Editor’s Note: This piece was originally published in The Litigation Daily
A Manhattan federal judge on Wednesday delivered an early-inning win to plaintiffs lawyers at Hausfeld LLP and Scott & Scott in a suit accusing a dozen major banks of widespread manipulation of the $5 trillion-a-day foreign exchange market.
Less than a month after JPMorgan Chase & Co. reached a settlement in the case, U.S. District Judge Lorna Schofield refused to dismiss consolidated class action claims against a group of financial industry giants including Bank of America Corp., Barclays PLC and Citigroup Inc.

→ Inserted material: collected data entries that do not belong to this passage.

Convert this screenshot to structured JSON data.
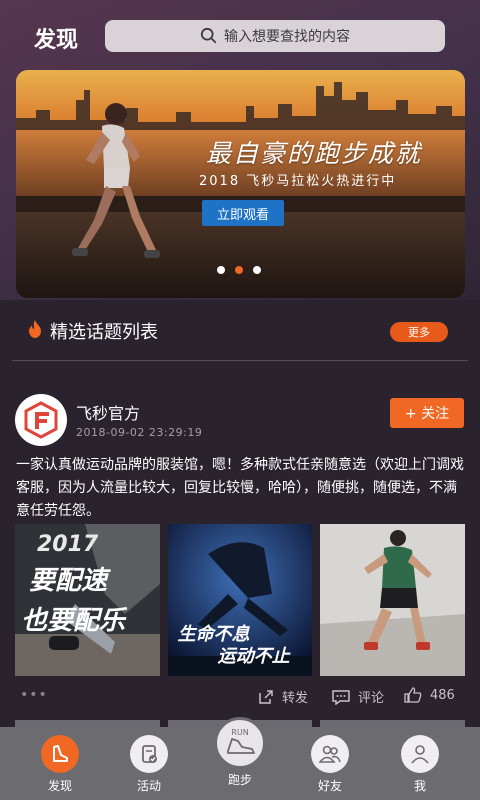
{
  "header": {
    "title": "发现",
    "search_placeholder": "输入想要查找的内容"
  },
  "banner": {
    "headline": "最自豪的跑步成就",
    "subtitle": "2018 飞秒马拉松火热进行中",
    "button_label": "立即观看",
    "dots": 3,
    "active_dot": 2
  },
  "topics": {
    "title": "精选话题列表",
    "more_label": "更多"
  },
  "post": {
    "author": "飞秒官方",
    "time": "2018-09-02  23:29:19",
    "follow_label": "+ 关注",
    "text": "一家认真做运动品牌的服装馆，嗯！多种款式任亲随意选（欢迎上门调戏客服，因为人流量比较大，回复比较慢，哈哈），随便挑，随便选，不满意任劳任怨。",
    "images": [
      {
        "caption_1": "2017",
        "caption_2": "要配速",
        "caption_3": "也要配乐"
      },
      {
        "caption_1": "生命不息",
        "caption_2": "运动不止"
      },
      {
        "caption_1": ""
      }
    ],
    "more": "•••",
    "share_label": "转发",
    "comment_label": "评论",
    "like_count": "486"
  },
  "tabbar": {
    "items": [
      {
        "label": "发现",
        "active": true
      },
      {
        "label": "活动",
        "active": false
      },
      {
        "label": "跑步",
        "active": false,
        "badge": "RUN"
      },
      {
        "label": "好友",
        "active": false
      },
      {
        "label": "我",
        "active": false
      }
    ]
  },
  "colors": {
    "accent": "#f06823",
    "banner_button": "#1f73c7",
    "tabbar": "#6c6b70"
  }
}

Schofield held that the plaintiffs plausibly alleged an antitrust conspiracy in which the banks’ top forex traders agreed to rig the market for more than a decade.

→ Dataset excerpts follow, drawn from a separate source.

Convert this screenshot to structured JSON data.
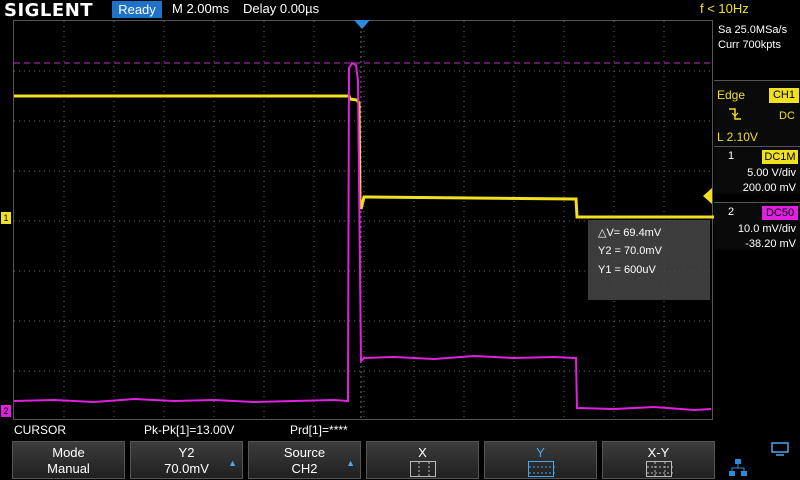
{
  "brand": "SIGLENT",
  "status": {
    "run_state": "Ready",
    "timebase": "M 2.00ms",
    "delay": "Delay 0.00µs",
    "frequency": "f < 10Hz"
  },
  "acquisition": {
    "sample_rate": "Sa 25.0MSa/s",
    "memory": "Curr 700kpts"
  },
  "trigger": {
    "type": "Edge",
    "source": "CH1",
    "slope_icon": "falling-edge-icon",
    "coupling": "DC",
    "level": "L  2.10V"
  },
  "channels": [
    {
      "number": "1",
      "coupling": "DC1M",
      "scale": "5.00 V/div",
      "offset": "200.00 mV",
      "color": "#f0e020"
    },
    {
      "number": "2",
      "coupling": "DC50",
      "scale": "10.0 mV/div",
      "offset": "-38.20 mV",
      "color": "#e020e0"
    }
  ],
  "cursor_readout": {
    "delta": "△V= 69.4mV",
    "y2": "Y2 = 70.0mV",
    "y1": "Y1 = 600uV"
  },
  "measurements": {
    "menu": "CURSOR",
    "pkpk": "Pk-Pk[1]=13.00V",
    "prd": "Prd[1]=****"
  },
  "softkeys": [
    {
      "line1": "Mode",
      "line2": "Manual"
    },
    {
      "line1": "Y2",
      "line2": "70.0mV"
    },
    {
      "line1": "Source",
      "line2": "CH2"
    },
    {
      "line1": "X"
    },
    {
      "line1": "Y"
    },
    {
      "line1": "X-Y"
    }
  ],
  "icons": {
    "network": "network-icon",
    "usb": "usb-icon"
  }
}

The plaintiffs, represented by Hausfeld name partner Michael Hausfeld, Scott & Scott’s Christopher Burke and others, include Philadelphia’s city pension board, along with several public pension funds, investment funds, and hedge funds. They claim traders at the banks used instant messages, emails, and online chat rooms to rig foreign exchange rates including the benchmark World Markets/Reuters Closing Spot Rates, also referred to as “the fix.”
“The U.S. complaint contains specific allegations of chat room participants congratulating each other about the manipulation of the fix,” Schofield wrote in Wednesday’s order. “Even the names the FX traders gave their chat rooms—such as ‘The Cartel,’ ‘The Bandits’ Club’ and ‘The Mafia’—support the inference that the chat rooms were used for anticompetitive purposes.”

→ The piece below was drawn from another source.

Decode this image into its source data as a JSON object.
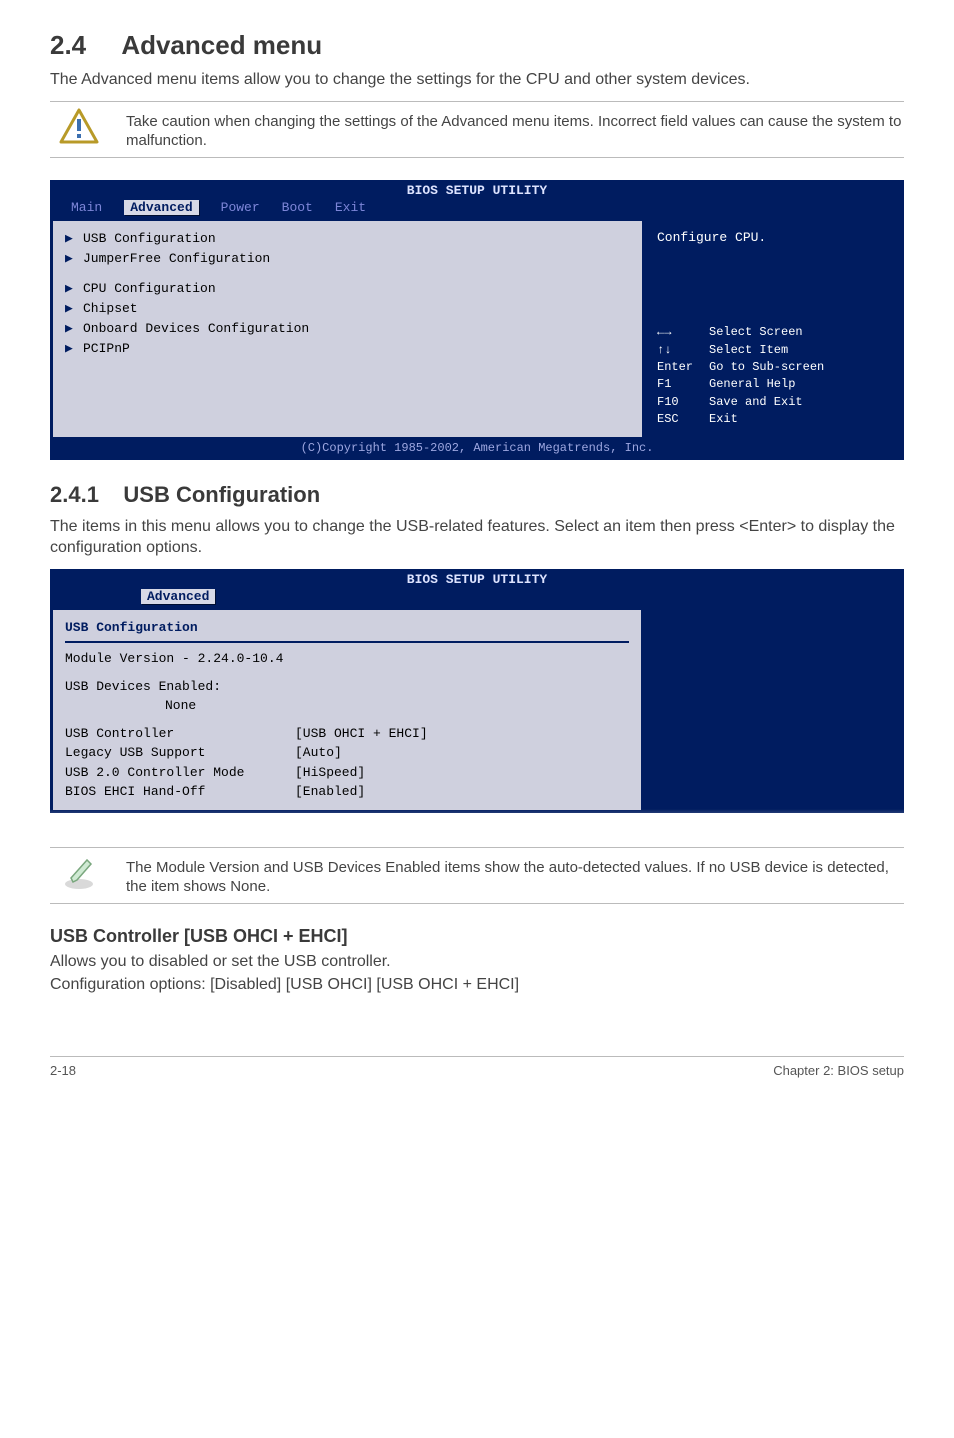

The suit dates back to November 2013 and involves allegations similar to those investigated by government regulators, who have secured more than $1 billion in penalties from some of the banks.
The banks moved to dismiss the private action in May 2014. They asserted at the time that the investors’ antitrust claims were threadbare, and that they’d failed to connect the alleged rate rigging to the banks’ efforts to secure more business in the ForEx market.
Schofield rejected those arguments on Wednesday, allowing the proposed class action to move forward. However, she agreed to dismiss a pair of similar lawsuits brought by plaintiffs in South Korea and Norway who traded foreign currency outside of the U.S. The judge ruled that the foreign plaintiffs’ Sherman Act claims were barred by the Foreign Trade Antitrust Improvements Act, and found their New York state claims had “an insufficient nexus to New York.”
Wednesday’s ruling keeps the U.S. plaintiffs’ case intact against all 12 banks named as defendants. The number is likely to shrink to 11, however: JPMorgan Chase & Co. and its lawyers at Skadden, Arps, Slate, Meagher & Flom wrote to Schofield on Jan. 5, indicating that they had reached a settlement.
We contacted Scott & Scott’s Christopher Burke and lawyers for multiple defendants on Wednesday but didn’t immediately hear back.
The defense lineup for the banks includes Shearman & Sterling (for Bank of America); Sullivan & Cromwell (for Barclays); Allen & Overy (for BNP Paribas); Covington & Burling (for Citigroup); Cahill Gordon & Reindel (for Credit Suisse Group AG); Kirkland & Ellis (for Deutsche Bank AG); Cleary Gottlieb Steen & Hamilton (for Goldman Sachs & Co.); Locke Lorde (for HSBC Holdings PLC); Skadden, Arps, Slate, Meagher & Flom (for JPMorgan); Wachtell, Lipton, Rosen & Katz (for Morgan Stanley); Davis Polk & Wardwell (for The Royal Bank of Scotland Group PLC); and Gibson, Dunn & Crutcher (for UBS AG).